The purpose of this study is to visualize affective information that cannot be conveyed by symbolic notation alone, to enhance the musical experience of the hearing impaired. To represent the rhythm of music effectively and uniquely, we focused on Chironomie, which represents the structure of rhythm with emotional impression. In general, Chironomie is drawn by a curve corresponding to the score, which is determined by whether a short segment of the score represents one of two classes, Arsis or Thesis. First, we utilized the machine learning technique to classify Arsis and Thesis from the score as input. We conducted experiments to confirm the accuracy of the classification, and the usefulness of the estimated Chironomie in conveying the rhythm of music. In the latter experiment, four types of stimuli combining visual and sound information were used to confirm the effects of Chironome: score only, Chironomie only, score and Chironomie, and score and sound. Results showed that Chironomie has certain usefulness in conveying the rhythmic structure of a piece of music. This paper mainly focuses on evaluation experiments and discusses experimental and analytical methods under these experimental conditions.

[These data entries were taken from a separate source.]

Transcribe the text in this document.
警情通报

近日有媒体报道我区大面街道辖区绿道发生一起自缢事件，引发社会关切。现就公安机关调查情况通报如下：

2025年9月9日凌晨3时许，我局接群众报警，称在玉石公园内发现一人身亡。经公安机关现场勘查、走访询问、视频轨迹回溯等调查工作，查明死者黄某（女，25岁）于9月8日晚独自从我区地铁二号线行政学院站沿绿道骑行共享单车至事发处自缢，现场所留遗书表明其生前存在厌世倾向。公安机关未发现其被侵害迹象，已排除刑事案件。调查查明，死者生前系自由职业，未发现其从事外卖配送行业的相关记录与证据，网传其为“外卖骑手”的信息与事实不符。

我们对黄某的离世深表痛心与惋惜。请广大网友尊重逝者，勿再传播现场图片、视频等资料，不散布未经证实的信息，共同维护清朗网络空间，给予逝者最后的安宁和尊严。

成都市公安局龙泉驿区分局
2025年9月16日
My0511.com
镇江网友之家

Modelling Emotional Valence and Arousal of Non-Linguistic Utterances for Sound Design Support

Ahmed Khota, Eric Cooper, Yu Yan, Mate Kovacs

RItsumeikan University, Japan

Non-Linguistic Utterances (NLUs), produced for popular media, computers, robots, and public spaces, can quickly and wordlessly convey the emotional characteristics of a message. They have been studied in terms of their ability to convey affect in Robot communication. The objective of this research is to develop a model that correctly infers the emotional Valence and Arousal of an NLU. On a Likert scale, 17 subjects evaluated the relative Valence and Arousal of 560 sounds collected from popular movies, TV shows, and video games, including NLUs and other character utterances. Three audio feature sets were used to extract features including spectral energy, spectral spread, zero-crossing rate (ZCR), Mel Frequency Cepstral Coefficients (MFCCs), and audio chroma, as well as Pitch, Jitter, Formant, Shimmer, Loudness, and Harmonics-to-Noise Ratio, among others. After feature reduction by Factor Analysis, the best-performing models inferred average Valence with a Mean Absolute Error (MAE) of 0.107 and Arousal with MAE of 0.097 on audio samples removed from the training stages. This means that the model was able to predict the Valence and Arousal of a given NLU to less than the difference between successive rating points on the 7-point Likert scale (0.14). This inference system is applicable to the development of novel NLUs to augment robot-human communication or to the design of sounds for other systems, machines, and settings.